Beteiligte
Kläger und Revisionsbeklagter |
Beklagte und Revisionsklägerin |
Tatbestand
I
Der im Januar 1910 geborene Kläger leistete vom 1. Oktober 1934 bis 12. Oktober 1935 freiwillig Wehrdienst bei einem Infanterieregiment in Schlesien. Im Bescheid vom 4. Februar 1974 lehnte es die Beklagte ab, diese Zeit als Ersatzzeit einzutragen, weil der Wehrdienst nicht auf Grund gesetzlicher Dienstpflicht geleistet worden sei; der Widerspruch des Klägers blieb ohne Erfolg. Die Zeit blieb auch bei der Berechnung des (flexiblen) Altersruhegeldes unberücksichtigt, das die Beklagte dem Kläger gemäß § 25 Abs. 1 des Angestelltenversicherungsgesetzes (AVG) ab Juli 1974 bewilligte (Bescheid vom 5.9.1974).
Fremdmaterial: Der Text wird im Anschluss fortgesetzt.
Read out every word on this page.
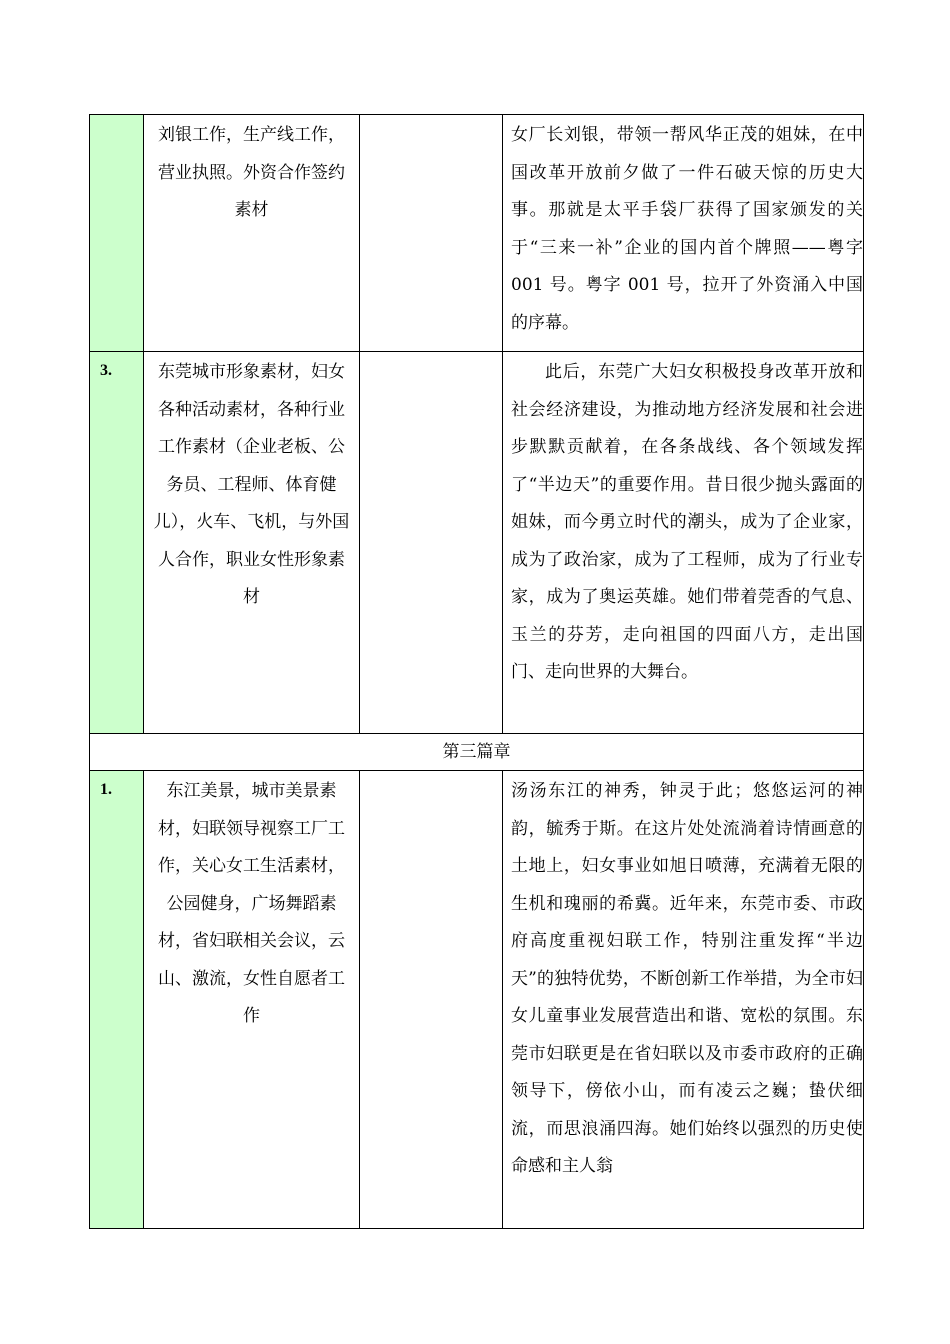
	刘银工作，生产线工作，营业执照。外资合作签约素材		女厂长刘银，带领一帮风华正茂的姐妹，在中国改革开放前夕做了一件石破天惊的历史大事。那就是太平手袋厂获得了国家颁发的关于“三来一补”企业的国内首个牌照——粤字 001 号。粤字 001 号，拉开了外资涌入中国的序幕。
3.	东莞城市形象素材，妇女各种活动素材，各种行业工作素材（企业老板、公务员、工程师、体育健儿），火车、飞机，与外国人合作，职业女性形象素材		此后，东莞广大妇女积极投身改革开放和社会经济建设，为推动地方经济发展和社会进步默默贡献着，在各条战线、各个领域发挥了“半边天”的重要作用。昔日很少抛头露面的姐妹，而今勇立时代的潮头，成为了企业家，成为了政治家，成为了工程师，成为了行业专家，成为了奥运英雄。她们带着莞香的气息、玉兰的芬芳，走向祖国的四面八方，走出国门、走向世界的大舞台。

第三篇章			
1.	东江美景，城市美景素材，妇联领导视察工厂工作，关心女工生活素材，公园健身，广场舞蹈素材，省妇联相关会议，云山、激流，女性自愿者工作		汤汤东江的神秀，钟灵于此；悠悠运河的神韵，毓秀于斯。在这片处处流淌着诗情画意的土地上，妇女事业如旭日喷薄，充满着无限的生机和瑰丽的希冀。近年来，东莞市委、市政府高度重视妇联工作，特别注重发挥“半边天”的独特优势，不断创新工作举措，为全市妇女儿童事业发展营造出和谐、宽松的氛围。东莞市妇联更是在省妇联以及市委市政府的正确领导下，傍依小山，而有凌云之巍；蛰伏细流，而思浪涌四海。她们始终以强烈的历史使命感和主人翁
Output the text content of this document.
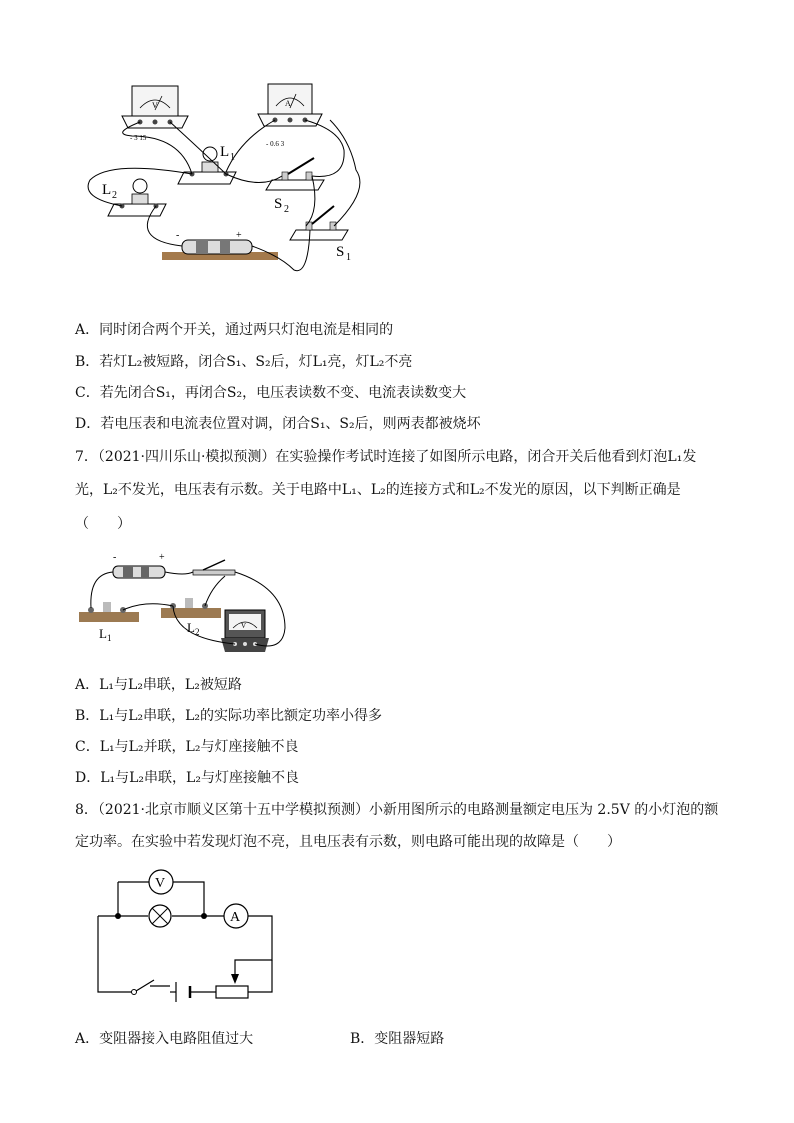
V
- 3 15
A
- 0.6 3
L 1
L 2
S 2
S 1
-	+
A．同时闭合两个开关，通过两只灯泡电流是相同的
B．若灯L₂被短路，闭合S₁、S₂后，灯L₁亮，灯L₂不亮
C．若先闭合S₁，再闭合S₂，电压表读数不变、电流表读数变大
D．若电压表和电流表位置对调，闭合S₁、S₂后，则两表都被烧坏
7．（2021·四川乐山·模拟预测）在实验操作考试时连接了如图所示电路，闭合开关后他看到灯泡L₁发
光，L₂不发光，电压表有示数。关于电路中L₁、L₂的连接方式和L₂不发光的原因，以下判断正确是
（　　）
-	+
L 1
L 2
V
A．L₁与L₂串联，L₂被短路
B．L₁与L₂串联，L₂的实际功率比额定功率小得多
C．L₁与L₂并联，L₂与灯座接触不良
D．L₁与L₂串联，L₂与灯座接触不良
8．（2021·北京市顺义区第十五中学模拟预测）小新用图所示的电路测量额定电压为 2.5V 的小灯泡的额
定功率。在实验中若发现灯泡不亮，且电压表有示数，则电路可能出现的故障是（　　）
V
A
A．变阻器接入电路阻值过大	B．变阻器短路
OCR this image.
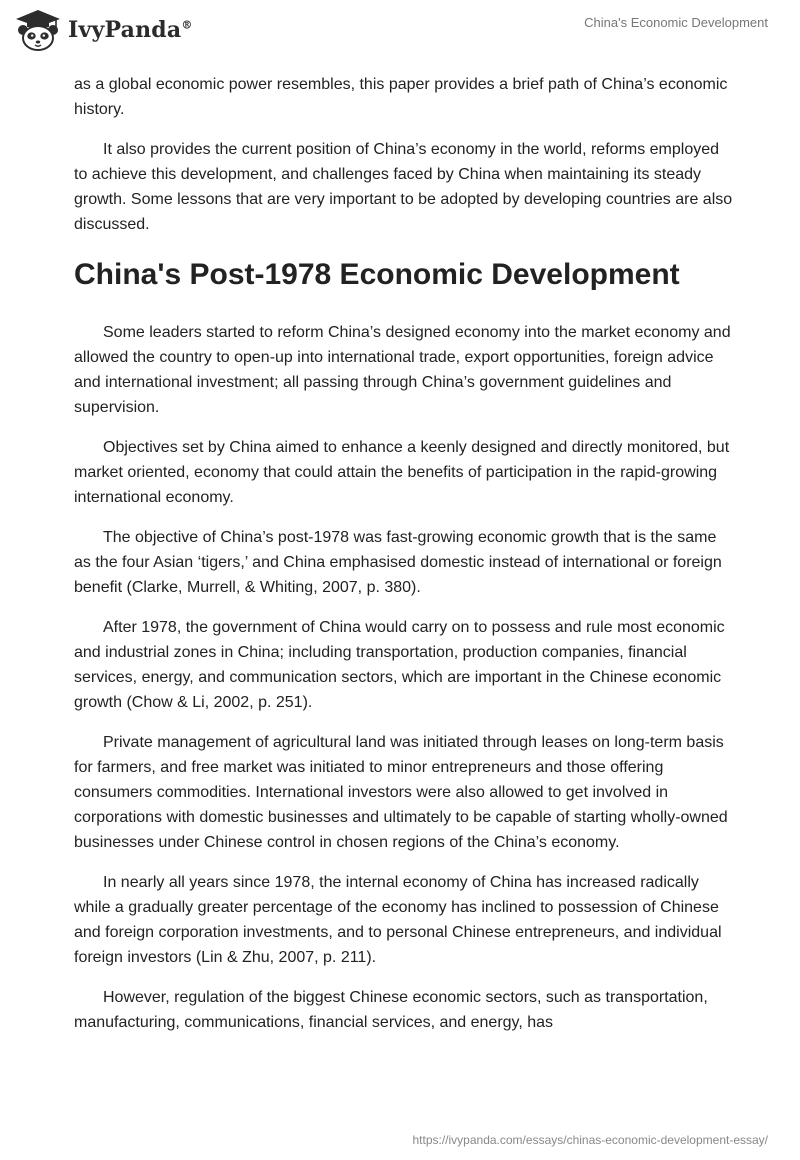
IvyPanda®	China's Economic Development

as a global economic power resembles, this paper provides a brief path of China’s economic history.

It also provides the current position of China’s economy in the world, reforms employed to achieve this development, and challenges faced by China when maintaining its steady growth. Some lessons that are very important to be adopted by developing countries are also discussed.

China's Post-1978 Economic Development

Some leaders started to reform China’s designed economy into the market economy and allowed the country to open-up into international trade, export opportunities, foreign advice and international investment; all passing through China’s government guidelines and supervision.

Objectives set by China aimed to enhance a keenly designed and directly monitored, but market oriented, economy that could attain the benefits of participation in the rapid-growing international economy.

The objective of China’s post-1978 was fast-growing economic growth that is the same as the four Asian ‘tigers,’ and China emphasised domestic instead of international or foreign benefit (Clarke, Murrell, & Whiting, 2007, p. 380).

After 1978, the government of China would carry on to possess and rule most economic and industrial zones in China; including transportation, production companies, financial services, energy, and communication sectors, which are important in the Chinese economic growth (Chow & Li, 2002, p. 251).

Private management of agricultural land was initiated through leases on long-term basis for farmers, and free market was initiated to minor entrepreneurs and those offering consumers commodities. International investors were also allowed to get involved in corporations with domestic businesses and ultimately to be capable of starting wholly-owned businesses under Chinese control in chosen regions of the China’s economy.

In nearly all years since 1978, the internal economy of China has increased radically while a gradually greater percentage of the economy has inclined to possession of Chinese and foreign corporation investments, and to personal Chinese entrepreneurs, and individual foreign investors (Lin & Zhu, 2007, p. 211).

However, regulation of the biggest Chinese economic sectors, such as transportation, manufacturing, communications, financial services, and energy, has

https://ivypanda.com/essays/chinas-economic-development-essay/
Das Sozialgericht wies die hiergegen gerichteten Klagen ab. Auf die Berufung des Klägers änderte das Landessozialgericht (LSG) die Vorentscheidungen; es verurteilte die Beklagte, die Zeit vom 21. Mai 1935 bis 12. Oktober 1935 als Ersatzzeit in die Versicherungskarte einzutragen und als solche bei der Rentenberechnung zu berücksichtigen. Das LSG wertete die Klage gegen den Bescheid vom 4. Februar 1974 - entsprechend BSG 31, 226 ff. - als Anfechtungs- und Verpflichtungsklage; das Rechtsschutzbedürfnis dafür sei durch die inzwischen beim Altersruhegeld möglich gewordene Leistungsklage nicht entfallen. In der Sache verneinte das LSG eine Bindung der Beklagten an eine 1937 durch die Ortspolizeibehörde erfolgte Eintragung der Wehrdienstzeit in die Versicherungskarte und an die "Wiedergabe" dieser Eintragung in einem 1949 übersandten Kontoauszug. Das LSG hielt jedoch die Voraussetzungen des § 28 Abs. 1 Nr. 1 AVG für die Zeit ab 21. Mai 1935 für erfüllt, weil von da an der Wehrdienst des Klägers auf gesetzlicher Wehrpflicht beruht habe. Der Kläger sei mit der Verkündung des Wehrgesetzes vom 21. Mai 1935 wehrpflichtig geworden; er habe zwar nicht zum Personenkreis der im Herbst 1935 zum aktiven Wehrdienst Einberufenen gehört, habe aber vom 21. Mai 1935 Wehrdienst als - wehrpflichtiger - Angehöriger des Beurlaubtenstandes (Ersatzreserve) geleistet. Der freiwillige Eintritt in die Wehrmacht stehe der Anerkennung als Ersatzzeit nicht entgegen; denn auch ein - etwa wegen zu erwartender Übungen - freiwillig vorzeitig geleisteter Wehrdienst beruhe bei bestehender gesetzlicher Wehrpflicht ausschließlich auf dieser. Das Ergebnis entspreche dem Sinn und Zweck der Ersatzzeitenregelung in § 28 Abs. 1 Nr. 1 AVG.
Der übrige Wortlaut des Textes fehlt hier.